Nfld. & Labrador

Mistaken Point being evaluated in UNESCO World Heritage bid

A rare collection of sea fossils on the southeastern tip of Newfoundland is a step closer to possibly being named a UNESCO World Heritage Site.
The fossils embedded in rock at Mistaken Point are more than 565 million years old. (Submitted by Zach Bonnell)

A rare collection of sea fossils on the southeastern tip of Newfoundland is a step closer to possibly being named a UNESCO World Heritage Site.

The province says an official with the International Union for the Conservation of Nature will visit the Mistaken Point ecological reserve next week.

Mistaken Point is home to the oldest-known evidence of early multi-cellular life — a 565-million-year-old sea floor that's been slowly exposed by the pounding Atlantic surf.

The province says most of the fossils at the site belong to ancient creatures that are long extinct.

Next week's field visit is part of a larger evaluation process by international experts.

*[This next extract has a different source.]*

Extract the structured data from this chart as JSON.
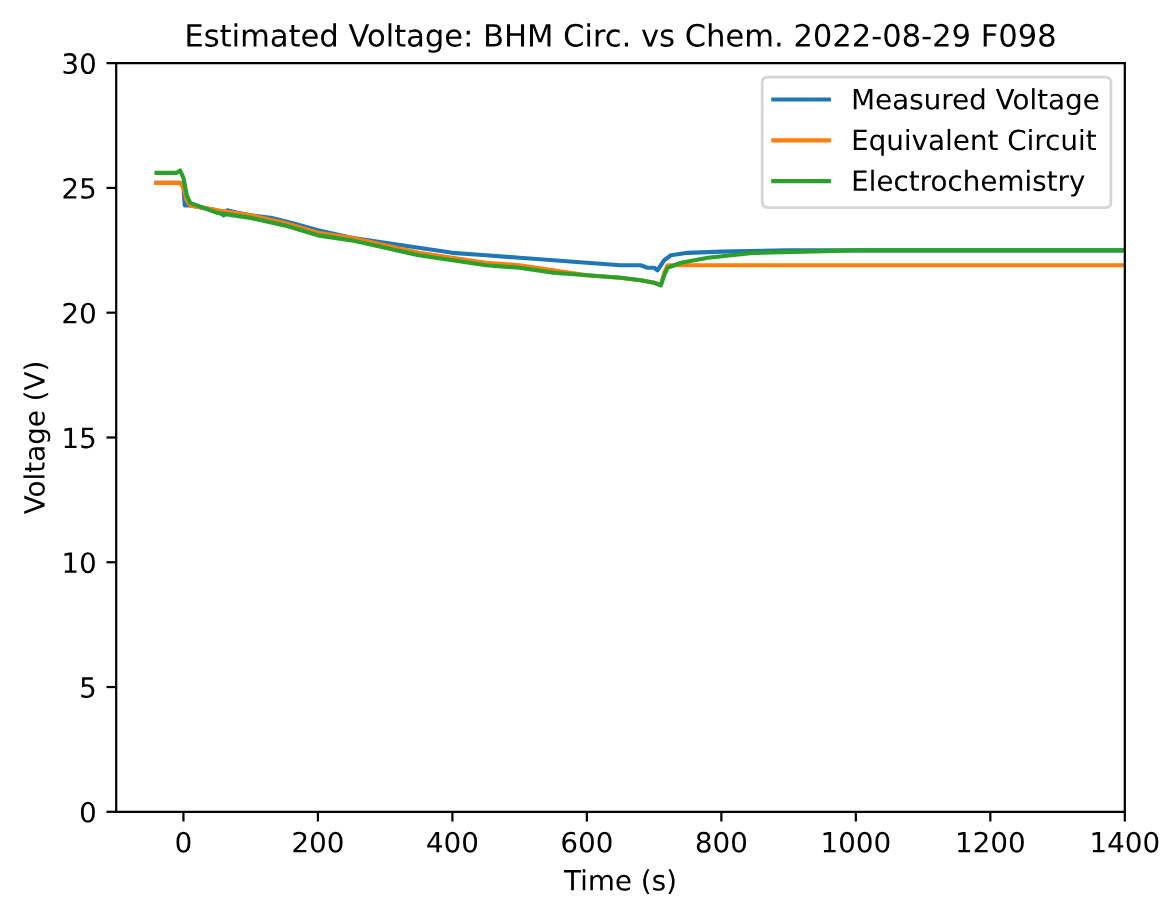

The UNESCO World Heritage Committee will make a final decision at its annual meeting next July in Istanbul, Turkey.

If Mistaken Point is successful in its bid, the government says it would be the first UNESCO site managed by the province and the only one on the island's east coast.

Out of the 1,031 World Heritage Sites around the globe, three are in found in Newfoundland and Labrador.

They include Gros Morne National Park, the L'Anse Aux Meadows National Historic Site and the Red Bay Basque Whaling Station.